A REAÇÃO DO MUNDO DO AUTOMOBILISMO; SENTENÇA SEM PÉ NEM CABEÇA

Praticamente todos os pilotos da Fórmula 1 condenaram a punição ao brasileiro: afinal, como vencer uma prova sem correr riscos?

Logo após o anúncio da punição que lhe foi imposto pela Federação Internacional de Automobilismo, Ayrton Senna buscou encarar o assunto com serenidade, apesar da revolta natural com a falta de imparcialidade do tribunal. É uma guerra psicológica e são eles que querem esta guerra. Querem que eu não possa mais pilotar de acordo com o máximo de minha capacidade. Mas sou forte e continuarei dando o melhor de mim. Não vou mudar meu estilo. Quanto maior o desafio, mais quero vencer. Correr é minha profissão, minha paixão.

A atmosfera que reina na Fórmula 1 é apenas política, argumentou Senna. A McLaren e eu vamos á justiça comum para enfrentar essa batalha até o fim. Estamos absolutamente certos e sabemos que este resultado do Tribunal foi uma manipulação.

Dentre as coisas que mais o incomodavam estava o fato de ser tratado como um perigo ambulante. Pouca gente compreende que um esportista, seja um tenista, piloto ou jogador de futebol, está sujeito a estresse e tensões muito fortes. Por isto, treino corpo e espírito, com o objetivo de ganhar. Em determinado estágio, seu corpo faz exatamente o que se quer e este trabalho se justifica de uma única maneira: com a vitória. Fazemos tudo para chegar á vitória.

Quando nos impedem de chegar ao pódio, estão ofendendo a natureza humana. Principalmente se é resultado de uma decisão que não tem fundamento, explicou. Sou agressivo, não irresponsável. Para vencer, é preciso arriscar.

Não aceito ser tratado como criminoso. Prost só tinha uma chance de ganhar este ano: dizer que sou um perigo público e dividir a equipe.

MCLAREN

Enquanto Balestre e Prost o acusavam, alguns dos mais insuspeitos ases do passado tratavam de mostrar que as atitudes de Senna faziam parte do repertório de uma corrida de Fórmula 1 – incluindo aquele que, para muitos, era o maior de todos, o pentacampeão mundial Juan Manoel Fangio. Para o argentino, a punição a Senna foi lamentável, já que ninguém corre fora do propósito.

Ayrton Senna é grande piloto e não corre riscos desnecessários. Ele não é perigoso. É um dos pilotos mais velozes do momento e ainda tem tempo para ganhar outros campeonatos, sentenciou. Se tivesse de ganhar e o carro oferecesse condições para continuar a corrida, não teria dúvida em fazer o mesmo que fez Senna.

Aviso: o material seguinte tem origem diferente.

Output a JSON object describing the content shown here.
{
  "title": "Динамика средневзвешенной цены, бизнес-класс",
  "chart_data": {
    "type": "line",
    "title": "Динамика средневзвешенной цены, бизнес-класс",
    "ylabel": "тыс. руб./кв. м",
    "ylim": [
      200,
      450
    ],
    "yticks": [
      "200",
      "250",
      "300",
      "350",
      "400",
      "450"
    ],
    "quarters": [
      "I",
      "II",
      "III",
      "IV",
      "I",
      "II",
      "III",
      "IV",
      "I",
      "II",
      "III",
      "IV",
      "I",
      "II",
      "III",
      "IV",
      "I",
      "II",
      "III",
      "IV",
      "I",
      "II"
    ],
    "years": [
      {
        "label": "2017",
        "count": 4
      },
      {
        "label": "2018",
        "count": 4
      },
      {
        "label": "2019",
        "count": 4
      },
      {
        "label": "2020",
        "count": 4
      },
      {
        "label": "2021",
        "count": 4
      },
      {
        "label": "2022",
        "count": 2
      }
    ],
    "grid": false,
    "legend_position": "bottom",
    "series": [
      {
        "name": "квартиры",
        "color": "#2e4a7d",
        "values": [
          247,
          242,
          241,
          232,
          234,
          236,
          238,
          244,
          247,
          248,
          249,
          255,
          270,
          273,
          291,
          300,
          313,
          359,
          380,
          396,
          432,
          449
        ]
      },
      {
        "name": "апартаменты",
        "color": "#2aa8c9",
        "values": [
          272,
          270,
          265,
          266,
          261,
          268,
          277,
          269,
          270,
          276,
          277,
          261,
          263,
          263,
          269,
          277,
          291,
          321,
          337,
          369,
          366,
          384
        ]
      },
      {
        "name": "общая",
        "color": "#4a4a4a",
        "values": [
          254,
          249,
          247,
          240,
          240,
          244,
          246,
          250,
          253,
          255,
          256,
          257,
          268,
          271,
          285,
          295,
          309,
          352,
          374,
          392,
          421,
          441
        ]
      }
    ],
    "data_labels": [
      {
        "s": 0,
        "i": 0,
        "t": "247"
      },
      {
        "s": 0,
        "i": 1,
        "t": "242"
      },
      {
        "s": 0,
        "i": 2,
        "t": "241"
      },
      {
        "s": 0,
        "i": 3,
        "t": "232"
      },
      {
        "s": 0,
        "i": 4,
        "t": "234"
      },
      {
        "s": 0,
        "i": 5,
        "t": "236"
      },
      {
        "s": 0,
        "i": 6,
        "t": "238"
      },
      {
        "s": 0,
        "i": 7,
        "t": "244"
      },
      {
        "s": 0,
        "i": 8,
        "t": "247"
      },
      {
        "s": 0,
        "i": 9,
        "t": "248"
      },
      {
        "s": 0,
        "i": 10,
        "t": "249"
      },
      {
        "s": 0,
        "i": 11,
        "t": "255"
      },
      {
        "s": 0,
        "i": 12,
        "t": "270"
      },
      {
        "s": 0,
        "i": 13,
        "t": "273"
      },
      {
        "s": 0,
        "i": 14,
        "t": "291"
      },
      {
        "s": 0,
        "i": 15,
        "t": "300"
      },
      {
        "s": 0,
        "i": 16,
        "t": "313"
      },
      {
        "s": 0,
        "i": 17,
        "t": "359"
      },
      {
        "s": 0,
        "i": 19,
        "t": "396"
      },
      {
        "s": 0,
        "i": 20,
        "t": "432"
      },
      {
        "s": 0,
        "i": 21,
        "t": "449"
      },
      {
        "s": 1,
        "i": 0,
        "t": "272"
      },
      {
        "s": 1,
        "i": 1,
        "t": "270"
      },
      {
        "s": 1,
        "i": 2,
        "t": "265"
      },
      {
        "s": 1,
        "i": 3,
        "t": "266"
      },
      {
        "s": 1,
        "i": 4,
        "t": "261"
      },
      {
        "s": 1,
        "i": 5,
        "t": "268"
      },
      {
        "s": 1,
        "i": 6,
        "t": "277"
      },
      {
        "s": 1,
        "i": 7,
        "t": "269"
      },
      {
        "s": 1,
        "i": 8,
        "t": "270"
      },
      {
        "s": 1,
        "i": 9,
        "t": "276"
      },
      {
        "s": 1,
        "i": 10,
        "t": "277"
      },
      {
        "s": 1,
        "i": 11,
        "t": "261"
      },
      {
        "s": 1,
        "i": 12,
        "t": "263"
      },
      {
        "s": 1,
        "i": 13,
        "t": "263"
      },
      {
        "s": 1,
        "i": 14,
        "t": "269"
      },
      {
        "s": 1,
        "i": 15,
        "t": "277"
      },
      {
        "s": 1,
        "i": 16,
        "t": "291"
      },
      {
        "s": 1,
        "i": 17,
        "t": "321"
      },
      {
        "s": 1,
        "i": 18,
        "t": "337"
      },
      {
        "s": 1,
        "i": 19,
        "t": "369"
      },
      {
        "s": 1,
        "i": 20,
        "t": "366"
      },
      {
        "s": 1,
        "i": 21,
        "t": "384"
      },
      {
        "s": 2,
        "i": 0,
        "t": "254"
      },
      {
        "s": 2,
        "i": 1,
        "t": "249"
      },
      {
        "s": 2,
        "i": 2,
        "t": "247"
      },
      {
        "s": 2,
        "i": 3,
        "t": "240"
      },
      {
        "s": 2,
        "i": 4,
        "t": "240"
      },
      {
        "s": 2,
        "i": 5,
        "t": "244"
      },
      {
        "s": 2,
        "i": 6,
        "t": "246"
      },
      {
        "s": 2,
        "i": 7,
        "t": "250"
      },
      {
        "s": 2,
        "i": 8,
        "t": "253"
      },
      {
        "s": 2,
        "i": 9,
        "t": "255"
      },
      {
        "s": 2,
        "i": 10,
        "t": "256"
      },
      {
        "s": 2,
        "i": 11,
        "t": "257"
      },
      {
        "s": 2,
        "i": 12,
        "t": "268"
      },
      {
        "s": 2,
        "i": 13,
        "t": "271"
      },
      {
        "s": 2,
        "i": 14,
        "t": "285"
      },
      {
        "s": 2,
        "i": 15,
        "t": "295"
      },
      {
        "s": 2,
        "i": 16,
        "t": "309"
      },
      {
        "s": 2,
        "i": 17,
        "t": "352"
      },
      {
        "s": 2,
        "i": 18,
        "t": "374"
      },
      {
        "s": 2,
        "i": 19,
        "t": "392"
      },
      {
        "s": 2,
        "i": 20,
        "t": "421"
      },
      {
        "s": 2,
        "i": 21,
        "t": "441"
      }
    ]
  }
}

Jackie Stewart, ganhador de três títulos mundiais, também se manifestou. A suspensão de Senna é algo que me confunde, porque não prevista antes da apelação. A punição é moralmente errada, explicou o escocês.

CONTEMPORÂNEOS

Ayrton também contou com o apoio maciço daqueles que, pelo raciocínio de Balestre, mais deveriam temer sua presença nas pistas: seus adversários diretos na Fórmula 1. De forma quase unânime, as declarações dos pilotos eximiam Senna de qualquer erro em Suzuka e condenavam os critérios do pseudo-julgamento a que o brasileiro foi submetido.

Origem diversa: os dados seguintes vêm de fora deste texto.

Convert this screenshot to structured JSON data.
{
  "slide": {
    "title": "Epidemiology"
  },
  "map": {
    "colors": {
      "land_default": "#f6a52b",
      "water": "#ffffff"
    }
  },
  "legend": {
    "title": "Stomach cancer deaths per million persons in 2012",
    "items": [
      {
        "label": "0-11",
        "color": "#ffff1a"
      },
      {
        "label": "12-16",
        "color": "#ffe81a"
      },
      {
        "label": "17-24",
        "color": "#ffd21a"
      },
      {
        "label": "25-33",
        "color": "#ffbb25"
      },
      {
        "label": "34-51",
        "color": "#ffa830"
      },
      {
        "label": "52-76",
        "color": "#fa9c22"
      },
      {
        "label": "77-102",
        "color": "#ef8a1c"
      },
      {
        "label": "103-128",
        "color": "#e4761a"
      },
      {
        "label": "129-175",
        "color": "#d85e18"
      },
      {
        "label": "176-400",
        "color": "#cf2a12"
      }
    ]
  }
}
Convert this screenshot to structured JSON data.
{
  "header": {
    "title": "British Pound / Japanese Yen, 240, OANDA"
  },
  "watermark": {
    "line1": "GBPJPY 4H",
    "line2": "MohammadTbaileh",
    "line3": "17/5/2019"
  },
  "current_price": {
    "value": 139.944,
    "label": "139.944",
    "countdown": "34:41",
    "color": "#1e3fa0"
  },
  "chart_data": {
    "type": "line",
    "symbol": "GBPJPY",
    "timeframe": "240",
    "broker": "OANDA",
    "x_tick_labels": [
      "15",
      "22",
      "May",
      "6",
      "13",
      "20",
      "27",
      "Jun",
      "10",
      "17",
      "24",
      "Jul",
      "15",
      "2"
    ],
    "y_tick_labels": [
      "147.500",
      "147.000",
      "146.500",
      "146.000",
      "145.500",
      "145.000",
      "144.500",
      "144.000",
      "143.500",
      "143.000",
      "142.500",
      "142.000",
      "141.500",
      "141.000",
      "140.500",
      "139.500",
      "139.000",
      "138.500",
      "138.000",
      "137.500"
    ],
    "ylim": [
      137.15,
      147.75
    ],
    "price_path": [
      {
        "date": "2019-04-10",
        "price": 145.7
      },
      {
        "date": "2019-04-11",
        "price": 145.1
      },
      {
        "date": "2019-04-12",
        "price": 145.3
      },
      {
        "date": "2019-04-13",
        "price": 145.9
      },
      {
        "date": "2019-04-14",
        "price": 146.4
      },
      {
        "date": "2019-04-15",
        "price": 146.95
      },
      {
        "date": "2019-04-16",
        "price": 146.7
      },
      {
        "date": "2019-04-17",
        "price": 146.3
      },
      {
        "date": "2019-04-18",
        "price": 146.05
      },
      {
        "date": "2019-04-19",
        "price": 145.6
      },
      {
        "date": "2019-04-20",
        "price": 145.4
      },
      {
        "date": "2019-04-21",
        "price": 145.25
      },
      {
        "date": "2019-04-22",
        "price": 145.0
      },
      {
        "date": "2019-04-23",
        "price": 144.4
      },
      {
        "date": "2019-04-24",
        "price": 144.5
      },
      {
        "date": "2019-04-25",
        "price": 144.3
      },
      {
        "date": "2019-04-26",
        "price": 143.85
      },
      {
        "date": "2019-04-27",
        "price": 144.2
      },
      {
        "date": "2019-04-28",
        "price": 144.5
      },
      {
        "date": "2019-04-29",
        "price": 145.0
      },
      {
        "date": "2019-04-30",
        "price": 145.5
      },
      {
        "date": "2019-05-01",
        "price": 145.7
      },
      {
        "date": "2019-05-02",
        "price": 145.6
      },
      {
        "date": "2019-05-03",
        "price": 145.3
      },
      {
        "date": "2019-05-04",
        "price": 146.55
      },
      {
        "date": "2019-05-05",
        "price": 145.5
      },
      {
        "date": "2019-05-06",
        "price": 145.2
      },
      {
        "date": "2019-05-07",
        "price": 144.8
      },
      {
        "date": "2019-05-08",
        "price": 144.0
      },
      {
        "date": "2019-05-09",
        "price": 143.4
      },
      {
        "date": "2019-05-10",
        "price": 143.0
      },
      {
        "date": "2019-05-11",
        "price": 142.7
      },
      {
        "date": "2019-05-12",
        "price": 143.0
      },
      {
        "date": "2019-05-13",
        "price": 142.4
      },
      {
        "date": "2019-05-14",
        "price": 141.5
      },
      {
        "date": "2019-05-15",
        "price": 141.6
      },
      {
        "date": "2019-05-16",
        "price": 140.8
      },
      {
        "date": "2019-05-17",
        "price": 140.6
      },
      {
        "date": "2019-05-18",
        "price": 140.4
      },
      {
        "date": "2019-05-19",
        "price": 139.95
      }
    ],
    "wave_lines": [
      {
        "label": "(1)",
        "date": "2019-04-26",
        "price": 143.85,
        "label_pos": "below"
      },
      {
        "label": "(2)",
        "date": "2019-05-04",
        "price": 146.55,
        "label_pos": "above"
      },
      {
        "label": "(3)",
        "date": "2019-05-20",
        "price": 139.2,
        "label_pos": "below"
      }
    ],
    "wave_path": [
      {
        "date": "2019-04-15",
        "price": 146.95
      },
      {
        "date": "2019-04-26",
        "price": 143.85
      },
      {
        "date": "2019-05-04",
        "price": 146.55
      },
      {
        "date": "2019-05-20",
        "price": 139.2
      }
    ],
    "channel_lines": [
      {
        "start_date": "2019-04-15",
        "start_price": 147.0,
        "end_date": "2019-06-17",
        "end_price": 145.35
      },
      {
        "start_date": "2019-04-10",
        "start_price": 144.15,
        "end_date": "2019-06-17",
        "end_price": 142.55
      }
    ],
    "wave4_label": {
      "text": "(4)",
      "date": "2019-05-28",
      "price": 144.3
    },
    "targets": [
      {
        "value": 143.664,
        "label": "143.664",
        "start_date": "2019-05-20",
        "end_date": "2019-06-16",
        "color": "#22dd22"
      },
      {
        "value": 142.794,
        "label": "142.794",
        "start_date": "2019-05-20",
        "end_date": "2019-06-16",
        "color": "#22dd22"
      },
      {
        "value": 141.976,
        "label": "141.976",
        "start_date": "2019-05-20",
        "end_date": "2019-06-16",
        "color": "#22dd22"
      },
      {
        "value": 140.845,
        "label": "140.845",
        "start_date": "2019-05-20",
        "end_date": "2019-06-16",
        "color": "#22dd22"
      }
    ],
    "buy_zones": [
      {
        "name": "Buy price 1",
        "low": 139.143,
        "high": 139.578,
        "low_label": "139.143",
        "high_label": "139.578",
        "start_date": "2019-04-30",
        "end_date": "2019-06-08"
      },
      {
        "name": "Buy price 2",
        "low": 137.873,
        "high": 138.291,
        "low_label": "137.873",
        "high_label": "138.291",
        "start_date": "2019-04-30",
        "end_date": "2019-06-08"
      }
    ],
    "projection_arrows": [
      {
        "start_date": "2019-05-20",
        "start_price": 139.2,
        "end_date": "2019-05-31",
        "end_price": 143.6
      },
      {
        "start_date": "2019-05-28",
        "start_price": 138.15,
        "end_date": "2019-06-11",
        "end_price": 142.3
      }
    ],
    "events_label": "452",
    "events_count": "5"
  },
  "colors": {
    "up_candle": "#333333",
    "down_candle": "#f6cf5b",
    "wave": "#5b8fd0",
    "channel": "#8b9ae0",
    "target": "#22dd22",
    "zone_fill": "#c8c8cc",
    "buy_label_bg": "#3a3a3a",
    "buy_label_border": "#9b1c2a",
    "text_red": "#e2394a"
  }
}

Thierry Boutsen, da Williams: O Senna é simplesmente o melhor piloto do momento e é esse fato que provoca essas acusações.

Gerhard Berger, da Ferrari: Todos nós dirigimos perigosamente. Este é um esporte perigoso. Existem alguns pilotos que, infelizmente, dirigem sem cuidado e esses é que representam riscos para os outros. Mas não é o caso de Senna.

Alessandro Nannini, da Benetton: Nunca tive qualquer problema com o Senna na pista nem fora dela. Ele corre riscos, porque ninguém é campeão mundial de outra maneira.

Para encerrar o assunto, o depoimento de dois conterrâneos de Prost e Balestre. René Arnoux, da Ligier: Isso é uma bobagem. O Senna é campeão mundial, prova a toda hora que é o mais rápido. Isso mostra que sabe o que está fazendo quando tenta uma manobra arriscada. Se fosse um risco para os outros, não teria chegado aonde chegou.

Philippe Alliot, da Lola: O Senna está sofrendo uma injustiça. Mas, neste esporte, estamos sempre sujeitos a injustiças. Gostaria que alguém me explicasse como é que se pode ganhar uma corrida sem riscos.

Mais de três décadas se passaram, e ninguém encontrou essa resposta ainda.